Naz didn’t move. People said nice things all the time, then killed you for your boots. Wright had done it. These strangers had saved her, but that still meant nothing. She didn’t know a thing about them.
“Really brave,” the leader added. “You don’t have to worry about us, though. We’re friendly. We’re not here to attack you.”
“Prove it,” Naz finally shouted over the wall.
“Prove it? Uh.” He turned and glanced awkwardly at the small group behind him. A teenaged girl reached into her backpack. She looked just like the one named Malik, Naz saw as she watched her. Same nose, same eyes. Both tall. Naz swallowed hard and did not let herself think about it. “Oh,” the leader said as the girl moved toward him, and then he turned back around. Naz’s fingers strained on the bowstring as she peeked over. He was holding something. “Here.”

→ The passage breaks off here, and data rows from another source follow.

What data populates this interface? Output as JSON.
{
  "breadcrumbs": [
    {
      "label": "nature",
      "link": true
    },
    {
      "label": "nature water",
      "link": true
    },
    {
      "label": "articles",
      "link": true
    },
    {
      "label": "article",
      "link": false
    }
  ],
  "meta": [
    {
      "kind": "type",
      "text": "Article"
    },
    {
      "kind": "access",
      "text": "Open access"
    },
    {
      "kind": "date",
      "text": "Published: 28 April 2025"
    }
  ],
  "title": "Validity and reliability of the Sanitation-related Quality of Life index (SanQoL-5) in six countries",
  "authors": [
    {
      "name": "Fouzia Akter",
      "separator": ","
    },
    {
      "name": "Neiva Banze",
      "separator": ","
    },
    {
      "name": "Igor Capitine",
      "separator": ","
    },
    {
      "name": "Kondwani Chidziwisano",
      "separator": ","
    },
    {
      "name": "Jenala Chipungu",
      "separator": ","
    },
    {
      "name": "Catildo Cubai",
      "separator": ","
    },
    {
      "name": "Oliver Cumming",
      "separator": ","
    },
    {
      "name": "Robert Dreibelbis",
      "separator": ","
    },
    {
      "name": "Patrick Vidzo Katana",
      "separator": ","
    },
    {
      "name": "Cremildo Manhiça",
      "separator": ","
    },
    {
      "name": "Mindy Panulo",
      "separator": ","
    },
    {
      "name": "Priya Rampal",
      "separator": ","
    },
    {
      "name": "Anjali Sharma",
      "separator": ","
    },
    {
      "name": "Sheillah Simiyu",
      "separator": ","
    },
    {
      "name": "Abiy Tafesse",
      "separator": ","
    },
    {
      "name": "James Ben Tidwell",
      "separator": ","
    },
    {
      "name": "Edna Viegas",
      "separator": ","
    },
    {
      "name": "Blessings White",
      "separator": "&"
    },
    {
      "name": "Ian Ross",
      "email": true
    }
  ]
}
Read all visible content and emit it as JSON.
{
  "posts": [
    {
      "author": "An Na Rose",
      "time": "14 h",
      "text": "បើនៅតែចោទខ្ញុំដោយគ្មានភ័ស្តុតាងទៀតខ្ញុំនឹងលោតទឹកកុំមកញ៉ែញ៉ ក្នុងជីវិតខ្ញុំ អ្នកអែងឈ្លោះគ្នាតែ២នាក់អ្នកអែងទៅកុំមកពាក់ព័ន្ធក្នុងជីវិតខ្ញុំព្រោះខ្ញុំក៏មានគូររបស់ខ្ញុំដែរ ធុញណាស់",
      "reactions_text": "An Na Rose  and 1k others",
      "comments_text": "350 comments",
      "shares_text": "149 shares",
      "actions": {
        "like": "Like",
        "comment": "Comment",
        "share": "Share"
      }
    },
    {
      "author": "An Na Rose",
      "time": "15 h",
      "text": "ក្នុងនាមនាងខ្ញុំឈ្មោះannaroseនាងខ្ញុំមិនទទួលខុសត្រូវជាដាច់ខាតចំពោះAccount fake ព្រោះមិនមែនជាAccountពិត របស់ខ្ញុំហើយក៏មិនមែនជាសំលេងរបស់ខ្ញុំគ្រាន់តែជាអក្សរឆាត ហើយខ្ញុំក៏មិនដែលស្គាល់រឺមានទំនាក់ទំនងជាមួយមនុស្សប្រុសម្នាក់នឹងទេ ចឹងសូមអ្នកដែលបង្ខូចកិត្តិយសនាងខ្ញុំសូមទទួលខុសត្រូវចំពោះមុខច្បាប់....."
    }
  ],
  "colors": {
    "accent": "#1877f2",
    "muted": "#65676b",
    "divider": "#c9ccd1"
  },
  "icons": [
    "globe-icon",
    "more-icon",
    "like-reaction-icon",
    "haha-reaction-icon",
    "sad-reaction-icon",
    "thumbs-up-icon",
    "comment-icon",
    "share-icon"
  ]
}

It was a piece of jerky meat.
Where on this godforsaken earth had an idiot like that found meat and then managed to preserve it? There was nothing left here, anywhere, nothing at all.
Naz watched the man look around for a moment, likely for lurking shadowless who’d sniffed out the meal, and then set the tough meat down on a flat piece of rubble. “Here. A gesture of peace,” he called.
That was very convincing. People tried to take your food, not give it to you. “Back up,” Naz growled.
He put his arms up and walked a few steps back obligingly, and then with a flick of his hand, scooted the rest of the group even farther.
Naz didn’t move. Not yet. “What was all that?” she asked Malik.
“Just shadowless,” he answered. “That’s how they are here. In the downtown, they’re starting to roam together.”
“That’s different,” Naz said.
“It is different,” he agreed, troubled.